The njRAT, also known as Bladabindi, has been upgraded to push Lime Ransomware and a bitcoin wallet stealer.
This old time trojan was first spotted in 2013 and has remained one of the most prevalent malware families using multiple .NET obfuscation tools that make detection difficult for antivirus solutions and that hinder analysis by security researchers, according to an April 1 Zscaler blog post.
The malware was developed using the Microsoft .NET framework and uses multiple .NET obfuscation tools to make detection difficult for antivirus solutions and that hinder analysis by security researchers.
The malware also uses dynamic DNS for command-and-control (C2) servers and communicates using a custom TCP protocol over a configurable port the blog said.
Deepen Desai, Zscaler's senior director for security research and operations told SC Media the source of the malware is unclear, but that researchers know the payload is being served from a server in Australia that is hosting a compromised site.
Seventy percent of the users affected were in South America, while the remaining 30 percent were in North America. The new RAT variant added ransomware and bitcoin wallet stealing features which appear to contradict each other in practice.
“This is an interesting development, especially the ransomware feature, given that RATs by nature operate in stealth,” Desai said. “Ransomware on the other hand will reveal the infection.”
Desai added the, author is taking a shortcut by stealing existing wallets, but it said he wouldn't be surprised if the author also adds support for mining bitcoins on the compromised system in a future variants .

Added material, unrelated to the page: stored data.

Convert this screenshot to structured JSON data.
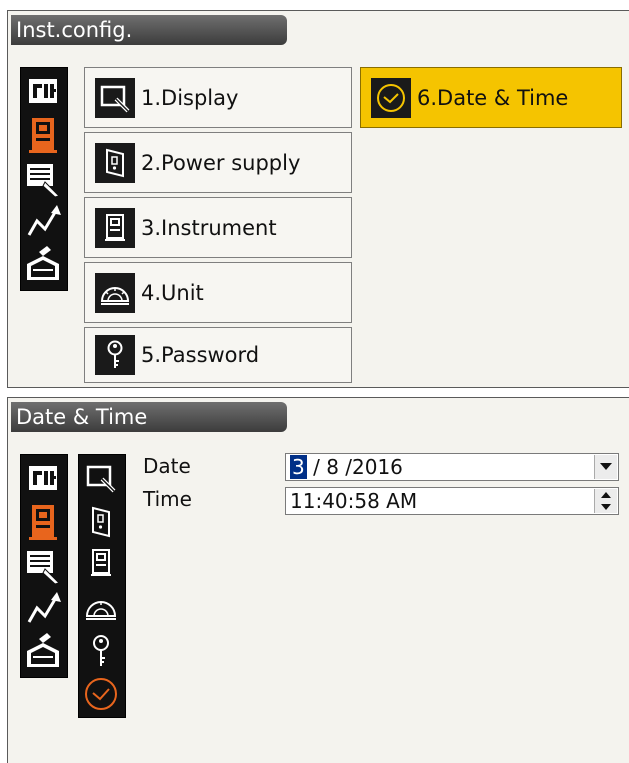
{
  "top": {
    "title": "Inst.config.",
    "sidebar_icons": [
      "tilt-icon",
      "instrument-icon",
      "keyboard-icon",
      "graph-icon",
      "toolbox-icon"
    ],
    "menu": [
      {
        "label": "1.Display",
        "icon": "display-icon"
      },
      {
        "label": "2.Power supply",
        "icon": "power-supply-icon"
      },
      {
        "label": "3.Instrument",
        "icon": "instrument-icon"
      },
      {
        "label": "4.Unit",
        "icon": "unit-icon"
      },
      {
        "label": "5.Password",
        "icon": "password-key-icon"
      },
      {
        "label": "6.Date & Time",
        "icon": "clock-icon",
        "selected": true
      }
    ]
  },
  "bottom": {
    "title": "Date & Time",
    "date_label": "Date",
    "time_label": "Time",
    "date_value_selected": "3",
    "date_value_rest": " / 8 /2016",
    "time_value": "11:40:58 AM"
  },
  "colors": {
    "selected_bg": "#f5c400",
    "accent_orange": "#e8651d",
    "highlight": "#002f87"
  }
}
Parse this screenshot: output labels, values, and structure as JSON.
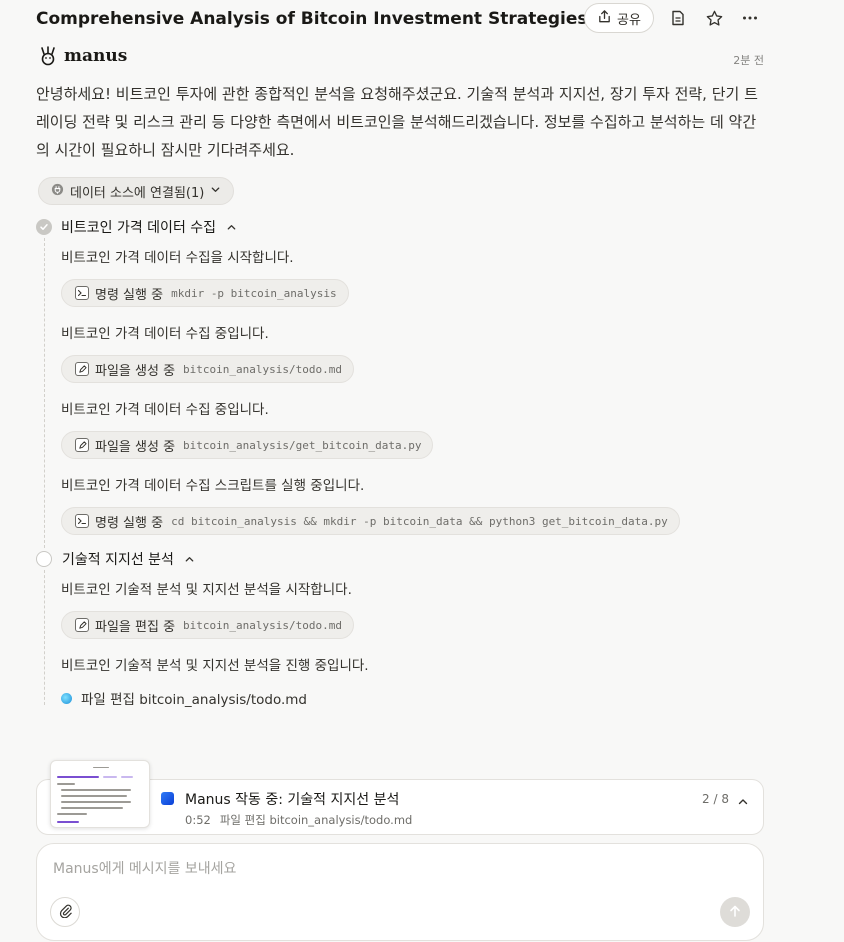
{
  "header": {
    "title": "Comprehensive Analysis of Bitcoin Investment Strategies",
    "share_label": "공유",
    "icons": [
      "share-icon",
      "document-icon",
      "star-icon",
      "more-icon"
    ]
  },
  "agent": {
    "name": "manus",
    "time": "2분 전"
  },
  "intro": "안녕하세요! 비트코인 투자에 관한 종합적인 분석을 요청해주셨군요. 기술적 분석과 지지선, 장기 투자 전략, 단기 트레이딩 전략 및 리스크 관리 등 다양한 측면에서 비트코인을 분석해드리겠습니다. 정보를 수집하고 분석하는 데 약간의 시간이 필요하니 잠시만 기다려주세요.",
  "data_source": {
    "label": "데이터 소스에 연결됨(1)"
  },
  "steps": [
    {
      "title": "비트코인 가격 데이터 수집",
      "status": "done",
      "entries": [
        {
          "text": "비트코인 가격 데이터 수집을 시작합니다.",
          "tool_label": "명령 실행 중",
          "tool_arg": "mkdir -p bitcoin_analysis",
          "tool_icon": "terminal-icon"
        },
        {
          "text": "비트코인 가격 데이터 수집 중입니다.",
          "tool_label": "파일을 생성 중",
          "tool_arg": "bitcoin_analysis/todo.md",
          "tool_icon": "edit-icon"
        },
        {
          "text": "비트코인 가격 데이터 수집 중입니다.",
          "tool_label": "파일을 생성 중",
          "tool_arg": "bitcoin_analysis/get_bitcoin_data.py",
          "tool_icon": "edit-icon"
        },
        {
          "text": "비트코인 가격 데이터 수집 스크립트를 실행 중입니다.",
          "tool_label": "명령 실행 중",
          "tool_arg": "cd bitcoin_analysis && mkdir -p bitcoin_data && python3 get_bitcoin_data.py",
          "tool_icon": "terminal-icon"
        }
      ]
    },
    {
      "title": "기술적 지지선 분석",
      "status": "in_progress",
      "entries": [
        {
          "text": "비트코인 기술적 분석 및 지지선 분석을 시작합니다.",
          "tool_label": "파일을 편집 중",
          "tool_arg": "bitcoin_analysis/todo.md",
          "tool_icon": "edit-icon"
        },
        {
          "text": "비트코인 기술적 분석 및 지지선 분석을 진행 중입니다."
        }
      ],
      "active": "파일 편집 bitcoin_analysis/todo.md"
    }
  ],
  "status_bar": {
    "title": "Manus 작동 중: 기술적 지지선 분석",
    "time": "0:52",
    "detail": "파일 편집 bitcoin_analysis/todo.md",
    "progress": "2 / 8"
  },
  "composer": {
    "placeholder": "Manus에게 메시지를 보내세요"
  },
  "colors": {
    "accent": "#2f7bf6",
    "background": "#f8f8f7",
    "text": "#34322d"
  }
}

In addition, the njRAT variant has the capability of performing ARME and Slowloris DDoS attacks.
Researchers described Slowloris as an attack tool designed to allow a single machine to take down a server with minimal bandwidth, send multiple partial HTTP requests, and to keep many connections to the target web server open and hold them open as long as possible.
“The malware also has a WORM functionality to spread through USB that enumerates the files and folders on the hard drive,” researchers said in the post. “Once it detects the USB drive inserted into the system, it copies itself to the USB drive and creates a shortcut using the folder icon.”
The best way to prevent infection is for a user to follow standard security best practices when handling e-mails from external sources as the malware is known to be spread via malicious email links.